Conheci Maria Bernardete da Nóbrega nas salas da pós-graduação em Letras da UFPB, lá se vão muitos anos. Educada, elegante, estudiosa, afeita ao gosto da coisa literária, sobretudo no que concerne ao estrato poético e suas relações ou correspondências com as outras artes, em especial, a pintura e a música.

Dedicou-se à pesquisa em torno dos poemas de Murilo Mendes em confronto criativo com os pintores, de que resultou densa e complexa tese, já publicada em livro, sob o título de Murilo Mendes: do pretexto plástico à verdade plástica – a intersimiose poesiapintura, em Tempo espanhol (Cajazeiras: arribaçã, 2019).

A poesia e a pintura, aqui, se fundem enquanto objeto de análise e interpretação, acostadas pelo rigor da metodologia e pelo acervo diversificado da teoria literária, focando suas luzes sobre as interconexões do texto poético com o texto pictórico. Da leitura paciente e minuciosa resulta uma melhor compreensão dos processos intersimióticos, uma visão mais elástica e mais profunda da poética de Murilo Mendes em fecundo e aberto diálogo com pintores, como El Greco, Velásquez, Goya, Picasso, Juan Gris e Juan Miró.

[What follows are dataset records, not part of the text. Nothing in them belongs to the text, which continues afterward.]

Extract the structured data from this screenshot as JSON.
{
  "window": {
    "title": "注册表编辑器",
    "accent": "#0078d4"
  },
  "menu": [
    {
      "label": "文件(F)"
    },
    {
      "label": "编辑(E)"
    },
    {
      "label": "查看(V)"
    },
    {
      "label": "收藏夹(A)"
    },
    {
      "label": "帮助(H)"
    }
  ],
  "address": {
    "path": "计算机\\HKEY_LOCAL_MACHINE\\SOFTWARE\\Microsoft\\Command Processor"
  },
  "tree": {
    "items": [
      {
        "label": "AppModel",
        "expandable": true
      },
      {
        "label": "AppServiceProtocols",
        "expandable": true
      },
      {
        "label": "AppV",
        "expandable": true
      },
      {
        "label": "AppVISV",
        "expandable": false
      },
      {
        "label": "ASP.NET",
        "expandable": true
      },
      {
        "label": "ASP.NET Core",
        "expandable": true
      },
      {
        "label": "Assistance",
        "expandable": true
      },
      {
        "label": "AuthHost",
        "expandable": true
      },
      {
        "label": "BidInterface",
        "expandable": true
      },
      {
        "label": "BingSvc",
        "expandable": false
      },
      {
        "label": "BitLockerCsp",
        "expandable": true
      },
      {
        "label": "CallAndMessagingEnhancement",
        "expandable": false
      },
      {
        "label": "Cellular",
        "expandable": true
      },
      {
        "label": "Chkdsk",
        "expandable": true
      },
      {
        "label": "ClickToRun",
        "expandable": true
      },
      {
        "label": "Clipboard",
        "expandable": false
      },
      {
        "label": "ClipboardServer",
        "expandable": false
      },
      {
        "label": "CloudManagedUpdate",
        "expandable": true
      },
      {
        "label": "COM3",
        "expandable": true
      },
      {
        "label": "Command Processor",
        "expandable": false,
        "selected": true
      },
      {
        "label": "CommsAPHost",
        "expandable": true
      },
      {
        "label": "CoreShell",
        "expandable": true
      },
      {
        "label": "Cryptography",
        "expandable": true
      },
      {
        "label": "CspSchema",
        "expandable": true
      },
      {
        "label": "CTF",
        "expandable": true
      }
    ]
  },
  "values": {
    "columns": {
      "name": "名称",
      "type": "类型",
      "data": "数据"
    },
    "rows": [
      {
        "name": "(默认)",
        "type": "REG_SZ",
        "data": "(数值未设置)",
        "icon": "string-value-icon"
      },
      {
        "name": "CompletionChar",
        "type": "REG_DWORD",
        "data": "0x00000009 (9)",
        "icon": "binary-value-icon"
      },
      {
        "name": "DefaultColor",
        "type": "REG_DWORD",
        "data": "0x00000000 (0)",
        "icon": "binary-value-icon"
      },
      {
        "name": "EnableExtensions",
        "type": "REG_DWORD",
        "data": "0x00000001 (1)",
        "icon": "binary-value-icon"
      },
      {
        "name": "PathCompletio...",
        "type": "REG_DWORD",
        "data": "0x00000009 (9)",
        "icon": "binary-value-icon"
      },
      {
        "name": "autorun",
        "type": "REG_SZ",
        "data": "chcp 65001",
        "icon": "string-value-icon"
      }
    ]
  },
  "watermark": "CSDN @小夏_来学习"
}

Não é de estranhar, portanto, que dos vastos e estimulantes percursos teóricos, assim como da experiência da leitura contínua e apaixonada dos enigmas do poema, o que é vivência abstrata, intelectiva, racional venha a se transmutar em vivência concreta, prática, emotiva, agora já na plena configuração da própria linguagem poética.

Tenho em mãos o seu livro, O múrmur de Bermim (João Pessoa: Sal da Terra, 2019), no qual reúne seus poemas despretensiosos, quero crer que a título de exercício na arena árida da estética das palavras, em versos que muito falam de sua sensibilidade, de sua percepção das coisas, dos seus embates com a linguagem.

O poema das páginas 41∕42, “Murmur”, esclarece as implicações do título enquanto alusão ao monumento histórico do Muro de Berlim, com todas as suas ressonâncias trágicas, políticas, ideológicas, estéticas, entronizadas, no entanto, pelo olhar subjetivo da enunciação lírica.

Chama-me a atenção principalmente o poder de síntese que caracteriza certos poemas, calcados numa verbalização contida, econômica, substantiva, avessa, portanto, à aderência de certos atributos vazios ou convencionais. A isto, some-se o pendor reflexivo do verso que descreve e que pensa, numa cadência minimalista que valoriza as camadas significantes do texto, em seus desdobramentos acústicos, óticos e semânticos.

O poema de abertura, espécie de profissão de fé, parece catalisar as componentes formais e substanciais desta poesia em processo, em aquecimento, em experimentação face aos dispositivos da vida e da palavra. O branco da página é convocado em sua energia significativa e os signos verbais se impõem também pela sugestão visual do papel que passa, vocábulo a vocábulo, termo a termo, frase a frase. Transcrevo o poema, que vai da página 7 a página 21:

“sou uma página em branco ∕ onde a vida pinta ∕ mas ∕ não borda. ∕ Transborda. ∕ Escrevo. ∕ Escrevo para não morrer ∕ de silêncio. E ∕ de cio. ∕ Sangro negro. ∕ Na pálida face da folha virgem ∕ aborto  ∕ A minha existência parece resumir-se basicamente nisto: o silencio ∕ da página em branco e a solidão ∕ do meu quarto”.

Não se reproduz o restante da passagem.